For a more detailed look into our Global Localization System, please view the “Robust Multi-Agent Aquatic Localization.pdf” file in the top-level directory of the Github repository.

Software Architecture

• Distributed software architecture - multiple servers spread over devices.
• Robust to node failure - all nodes automatically reconnect to each other upon connection loss.
• Each robot is running an identical ROS workspace, with the only difference being a robot ID parameter.

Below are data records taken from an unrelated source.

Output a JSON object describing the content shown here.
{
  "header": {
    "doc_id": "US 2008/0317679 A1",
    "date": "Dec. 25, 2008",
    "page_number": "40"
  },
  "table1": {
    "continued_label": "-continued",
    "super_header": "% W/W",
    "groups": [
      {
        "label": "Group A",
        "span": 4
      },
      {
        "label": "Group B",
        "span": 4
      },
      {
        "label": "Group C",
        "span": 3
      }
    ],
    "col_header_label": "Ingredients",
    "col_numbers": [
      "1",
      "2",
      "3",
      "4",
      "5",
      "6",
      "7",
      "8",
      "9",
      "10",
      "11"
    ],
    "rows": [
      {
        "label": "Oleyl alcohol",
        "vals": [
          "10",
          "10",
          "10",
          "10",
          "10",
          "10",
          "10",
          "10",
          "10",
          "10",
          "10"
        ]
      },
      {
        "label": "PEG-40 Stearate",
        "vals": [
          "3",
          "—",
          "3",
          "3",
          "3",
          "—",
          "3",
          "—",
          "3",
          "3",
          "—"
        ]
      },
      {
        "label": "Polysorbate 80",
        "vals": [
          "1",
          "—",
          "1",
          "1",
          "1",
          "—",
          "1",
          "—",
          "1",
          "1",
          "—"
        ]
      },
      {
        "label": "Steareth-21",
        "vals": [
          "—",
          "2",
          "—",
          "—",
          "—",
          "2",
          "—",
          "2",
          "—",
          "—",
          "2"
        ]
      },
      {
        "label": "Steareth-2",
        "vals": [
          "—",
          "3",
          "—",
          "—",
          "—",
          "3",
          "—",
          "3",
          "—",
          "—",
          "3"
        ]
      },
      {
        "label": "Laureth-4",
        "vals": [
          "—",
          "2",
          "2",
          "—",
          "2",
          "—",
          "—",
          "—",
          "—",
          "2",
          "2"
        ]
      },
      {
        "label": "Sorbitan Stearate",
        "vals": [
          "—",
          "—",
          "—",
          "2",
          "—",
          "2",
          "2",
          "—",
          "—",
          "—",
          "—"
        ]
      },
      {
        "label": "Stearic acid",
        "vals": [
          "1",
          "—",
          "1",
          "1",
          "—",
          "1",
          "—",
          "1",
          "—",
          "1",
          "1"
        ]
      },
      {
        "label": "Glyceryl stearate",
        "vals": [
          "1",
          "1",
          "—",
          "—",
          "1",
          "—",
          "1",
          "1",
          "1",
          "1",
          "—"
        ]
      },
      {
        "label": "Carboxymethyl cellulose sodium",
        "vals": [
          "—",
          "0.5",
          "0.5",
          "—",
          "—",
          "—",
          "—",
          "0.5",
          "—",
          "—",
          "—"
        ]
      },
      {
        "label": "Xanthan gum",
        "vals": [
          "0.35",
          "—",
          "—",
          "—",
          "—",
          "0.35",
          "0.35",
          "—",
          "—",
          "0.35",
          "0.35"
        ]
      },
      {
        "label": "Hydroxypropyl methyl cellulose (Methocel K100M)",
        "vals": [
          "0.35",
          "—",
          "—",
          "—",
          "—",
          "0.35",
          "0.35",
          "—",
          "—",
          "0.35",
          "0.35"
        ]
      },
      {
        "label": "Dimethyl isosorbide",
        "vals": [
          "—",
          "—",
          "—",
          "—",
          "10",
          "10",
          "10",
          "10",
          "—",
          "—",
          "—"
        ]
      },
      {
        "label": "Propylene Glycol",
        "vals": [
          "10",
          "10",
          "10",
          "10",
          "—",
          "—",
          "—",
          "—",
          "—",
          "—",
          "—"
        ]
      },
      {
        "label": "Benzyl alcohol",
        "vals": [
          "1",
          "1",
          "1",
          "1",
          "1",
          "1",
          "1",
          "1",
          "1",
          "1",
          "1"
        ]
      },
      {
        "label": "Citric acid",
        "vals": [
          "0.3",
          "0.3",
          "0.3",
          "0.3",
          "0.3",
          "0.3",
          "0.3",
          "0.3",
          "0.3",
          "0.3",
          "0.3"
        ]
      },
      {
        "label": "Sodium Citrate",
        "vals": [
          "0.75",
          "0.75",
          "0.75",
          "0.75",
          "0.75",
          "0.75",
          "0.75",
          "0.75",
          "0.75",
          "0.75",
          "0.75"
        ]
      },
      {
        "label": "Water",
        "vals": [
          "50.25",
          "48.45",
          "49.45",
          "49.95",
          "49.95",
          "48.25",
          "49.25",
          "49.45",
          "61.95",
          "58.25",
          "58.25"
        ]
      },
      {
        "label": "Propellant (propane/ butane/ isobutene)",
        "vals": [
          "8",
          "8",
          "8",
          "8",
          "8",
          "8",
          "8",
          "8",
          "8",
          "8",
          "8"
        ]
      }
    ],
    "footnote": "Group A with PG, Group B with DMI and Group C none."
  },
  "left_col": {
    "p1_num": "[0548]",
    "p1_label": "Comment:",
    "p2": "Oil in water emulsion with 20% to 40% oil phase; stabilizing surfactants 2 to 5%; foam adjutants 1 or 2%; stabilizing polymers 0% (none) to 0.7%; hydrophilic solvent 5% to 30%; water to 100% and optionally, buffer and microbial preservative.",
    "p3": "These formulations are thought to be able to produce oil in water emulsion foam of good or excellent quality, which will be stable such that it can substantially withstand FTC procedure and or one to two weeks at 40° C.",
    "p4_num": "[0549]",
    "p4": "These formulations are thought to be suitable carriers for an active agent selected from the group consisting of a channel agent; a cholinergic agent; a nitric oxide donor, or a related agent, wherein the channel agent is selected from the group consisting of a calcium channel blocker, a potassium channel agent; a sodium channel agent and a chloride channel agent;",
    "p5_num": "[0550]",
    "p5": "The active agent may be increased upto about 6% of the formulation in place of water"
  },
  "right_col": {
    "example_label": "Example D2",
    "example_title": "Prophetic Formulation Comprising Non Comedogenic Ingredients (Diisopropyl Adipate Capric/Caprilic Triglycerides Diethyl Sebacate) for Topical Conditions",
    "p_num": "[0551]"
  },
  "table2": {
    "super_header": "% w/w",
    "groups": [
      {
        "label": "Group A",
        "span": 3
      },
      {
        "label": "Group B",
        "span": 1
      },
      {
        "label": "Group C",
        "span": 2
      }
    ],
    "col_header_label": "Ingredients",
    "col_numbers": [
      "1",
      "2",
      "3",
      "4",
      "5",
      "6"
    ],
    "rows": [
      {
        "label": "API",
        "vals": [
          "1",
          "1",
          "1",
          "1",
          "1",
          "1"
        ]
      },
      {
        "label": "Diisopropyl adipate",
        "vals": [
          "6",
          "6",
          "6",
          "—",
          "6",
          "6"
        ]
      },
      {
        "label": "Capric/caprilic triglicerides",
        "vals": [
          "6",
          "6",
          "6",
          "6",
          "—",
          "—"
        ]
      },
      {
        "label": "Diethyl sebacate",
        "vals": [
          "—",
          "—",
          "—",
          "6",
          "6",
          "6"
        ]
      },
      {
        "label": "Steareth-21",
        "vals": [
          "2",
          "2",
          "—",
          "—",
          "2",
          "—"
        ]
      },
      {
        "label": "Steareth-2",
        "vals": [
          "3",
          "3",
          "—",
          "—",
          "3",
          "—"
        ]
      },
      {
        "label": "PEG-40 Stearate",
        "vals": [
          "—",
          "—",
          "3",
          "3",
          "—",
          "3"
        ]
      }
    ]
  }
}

Sensing and State Estimation

• IMU provides heading of robot calculated from magnetometer readings as deviation from Earth North.
• Localization system provides positions in 3-space, in an arbitrarily rotated coordinate basis. We perform a calibration routine to compute a projection from the Global Localization frame to the frame of the pool.
• Given IMU and Global Localization input, robot computes its pose estimate.
• We use PID control to navigate the robot to a waypoint, given its pose.

Future Work

• Implement a payment mechanism
• Detect when a drink has been removed
• Patron authentication for drink removal
• Path planner with integrated obstacle detection and avoidance
• Docking station for easier charging

Libraries and Frameworks

• ROS
• Tornado
• PostgreSQL